County Attorney Sylvia Torres also clarified that charter schools are exempt from the order because they are governed by their own boards and by state regulations. She said private schools are subject to the County’s order because they are not governed by the Alachua County School Board or the Florida Board of Education.
Commissioner Anna Prizzia said she had supported masking children ages 2 and up because that was recommended by the CDC and American Academy of Pediatrics, and she’s had conversations with two pediatricians and a pediatric physician from UF Health about the issue. She said, “the overall consensus was, from the medical community here locally, if we can get more buy-in from the community to wear masks by removing them for ages 2 to 5, that’s worth their weight in gold. They’re not really the super spreaders anyway. And if it’s going to change a public health behavior of the parents and the older children in that household to have seen it move our public health policy, to be listening to our constituents, then they felt that might be more important from a public health perspective than masking young children.”
The motion to renew the order for 7 days had five parts:
- Move the low end of the mandatory masking age from 2 to 6 but highly encourage it
- Begin enforcing the order on individuals
- Clarify that charter schools and schools governed by the school board are excluded from the order
- Make sure business employees are not prohibited from or discouraged from following the law
- Direct the Communications Department to print up signs and begin distributing them
The vote to approve the motion was unanimous.
The BOCC then discussed providing incentives of $50 per person (a $25 gift card for each mRNA vaccine or a $50 gift card for J&J) to try to persuade another 45,000 residents to get vaccinated and get the vaccination rate to 81% of the population.

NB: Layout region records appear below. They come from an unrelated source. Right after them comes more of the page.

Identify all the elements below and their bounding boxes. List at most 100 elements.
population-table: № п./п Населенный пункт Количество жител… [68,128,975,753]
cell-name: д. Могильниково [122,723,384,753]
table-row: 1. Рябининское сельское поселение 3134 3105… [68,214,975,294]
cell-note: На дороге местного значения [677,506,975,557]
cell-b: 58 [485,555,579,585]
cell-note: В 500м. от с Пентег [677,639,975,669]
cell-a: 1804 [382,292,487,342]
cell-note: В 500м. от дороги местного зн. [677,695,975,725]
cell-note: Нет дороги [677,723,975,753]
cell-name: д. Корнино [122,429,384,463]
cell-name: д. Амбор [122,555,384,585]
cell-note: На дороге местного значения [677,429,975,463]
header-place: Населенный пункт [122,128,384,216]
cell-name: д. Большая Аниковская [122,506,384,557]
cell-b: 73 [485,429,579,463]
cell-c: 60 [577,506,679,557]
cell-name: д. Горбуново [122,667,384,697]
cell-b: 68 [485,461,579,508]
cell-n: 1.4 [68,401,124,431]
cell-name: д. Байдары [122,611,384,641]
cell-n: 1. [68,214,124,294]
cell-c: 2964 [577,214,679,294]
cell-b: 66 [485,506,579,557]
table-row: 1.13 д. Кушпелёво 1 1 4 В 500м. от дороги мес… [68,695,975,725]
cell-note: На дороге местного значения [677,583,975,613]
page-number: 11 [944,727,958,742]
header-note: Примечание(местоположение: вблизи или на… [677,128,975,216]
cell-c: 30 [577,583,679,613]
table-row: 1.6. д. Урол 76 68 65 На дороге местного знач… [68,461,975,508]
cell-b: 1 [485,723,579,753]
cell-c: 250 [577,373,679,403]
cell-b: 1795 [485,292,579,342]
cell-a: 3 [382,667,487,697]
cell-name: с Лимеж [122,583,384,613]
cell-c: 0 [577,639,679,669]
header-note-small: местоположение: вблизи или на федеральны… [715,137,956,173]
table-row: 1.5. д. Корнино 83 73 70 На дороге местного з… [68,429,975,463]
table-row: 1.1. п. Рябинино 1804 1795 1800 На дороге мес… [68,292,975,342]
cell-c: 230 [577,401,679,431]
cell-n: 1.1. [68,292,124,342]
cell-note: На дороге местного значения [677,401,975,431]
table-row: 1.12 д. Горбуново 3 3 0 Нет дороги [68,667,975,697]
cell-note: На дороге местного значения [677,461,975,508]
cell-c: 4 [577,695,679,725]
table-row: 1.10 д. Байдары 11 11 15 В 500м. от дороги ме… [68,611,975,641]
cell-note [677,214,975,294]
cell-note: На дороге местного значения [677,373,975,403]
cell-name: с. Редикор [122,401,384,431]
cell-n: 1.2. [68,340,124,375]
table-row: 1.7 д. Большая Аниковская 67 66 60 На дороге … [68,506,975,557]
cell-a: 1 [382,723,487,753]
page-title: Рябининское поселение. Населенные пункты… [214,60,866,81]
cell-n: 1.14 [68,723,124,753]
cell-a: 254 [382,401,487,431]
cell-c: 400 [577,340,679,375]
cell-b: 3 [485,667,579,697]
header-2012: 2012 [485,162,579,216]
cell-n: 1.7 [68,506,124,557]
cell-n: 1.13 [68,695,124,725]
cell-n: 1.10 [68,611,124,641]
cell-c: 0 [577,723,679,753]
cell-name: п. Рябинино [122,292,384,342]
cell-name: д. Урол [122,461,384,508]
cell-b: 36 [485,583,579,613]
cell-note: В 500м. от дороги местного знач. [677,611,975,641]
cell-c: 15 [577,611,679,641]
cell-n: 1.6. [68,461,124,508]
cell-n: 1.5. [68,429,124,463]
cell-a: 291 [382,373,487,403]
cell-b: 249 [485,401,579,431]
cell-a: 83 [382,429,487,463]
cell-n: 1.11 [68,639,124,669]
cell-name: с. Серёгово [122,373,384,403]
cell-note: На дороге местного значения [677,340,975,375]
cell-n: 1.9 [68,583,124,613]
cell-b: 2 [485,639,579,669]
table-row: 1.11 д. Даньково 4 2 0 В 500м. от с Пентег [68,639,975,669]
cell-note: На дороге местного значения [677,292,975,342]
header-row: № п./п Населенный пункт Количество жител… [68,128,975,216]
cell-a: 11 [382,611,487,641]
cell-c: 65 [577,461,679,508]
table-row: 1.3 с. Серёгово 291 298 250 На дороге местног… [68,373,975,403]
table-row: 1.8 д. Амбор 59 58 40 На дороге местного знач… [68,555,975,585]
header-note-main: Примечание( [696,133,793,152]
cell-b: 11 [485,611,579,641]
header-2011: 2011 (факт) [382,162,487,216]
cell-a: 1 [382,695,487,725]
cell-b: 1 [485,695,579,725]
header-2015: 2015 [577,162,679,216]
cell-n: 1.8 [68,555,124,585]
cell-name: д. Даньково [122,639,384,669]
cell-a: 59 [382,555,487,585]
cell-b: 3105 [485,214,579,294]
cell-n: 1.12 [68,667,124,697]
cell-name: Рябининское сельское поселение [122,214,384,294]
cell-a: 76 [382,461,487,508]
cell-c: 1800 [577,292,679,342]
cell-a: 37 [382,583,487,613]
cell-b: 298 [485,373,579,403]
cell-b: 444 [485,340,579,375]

For employees, they discussed providing an insurance premium reduction of $10 per month per vaccinated family member over the next year. In addition, they discussed a $500 cash incentive to employees that are fully vaccinated ($250 per shot for the mRNA vaccines and $500 for J&J). The first vaccination would need to occur by September 15 to be eligible.
The funding for all of these programs would come from American Rescue Plan funds.
Assistant County Manager Tommy Crosby said the County had been working on the gift card program with the retailers that provide vaccines, and none of them had signed up yet. He said they may not be able to get the program in place at Walmart, in particular. The County can buy gift cards for the health department to hand out, but there would be no way for smaller retailers or physicians to provide the incentive, although Crosby agreed to contact Wise’s Pharmacy at Commissioner Mary Alford’s request.
County Manager Michele Lieberman said she was disappointed in the number of employees who have reported that they are vaccinated: “Hopefully this employee incentive will move the needle. If it does not move the needle, after September 15, I will be back to you to discuss the option of mandatory vaccinations.”
Commissioner Alford moved to accept all three options, with a deadline on the public incentive of September 30. Alford added, “It’s sad to me that we have to do this program. I agree with Commissioner Prizzia that, you know, the number of people and the number of programs that we could have helped with that money rather than trying to incentivize people to do the right thing makes me very sad. But I do see it as a necessary thing, and I hope that it makes a difference.”
Lieberman said the staff have been discussing requiring County contractors to be vaccinated and also requiring all new hires to be vaccinated. Lieberman also said that a benefit like a vaccine incentive can’t just be given to employees who are in a union, so that will have to be negotiated. She said that a meeting with the IAFF (Firefighters Union) “was not a positive result. And at the current time, we have been asked to cease and desist requiring our fire rescue employees from providing vaccination status or even being tested before they go out on the road. And it is not our intent to cease and desist. We’re moving forward on our policy with that.”
The vote to approve the motion passed unanimously.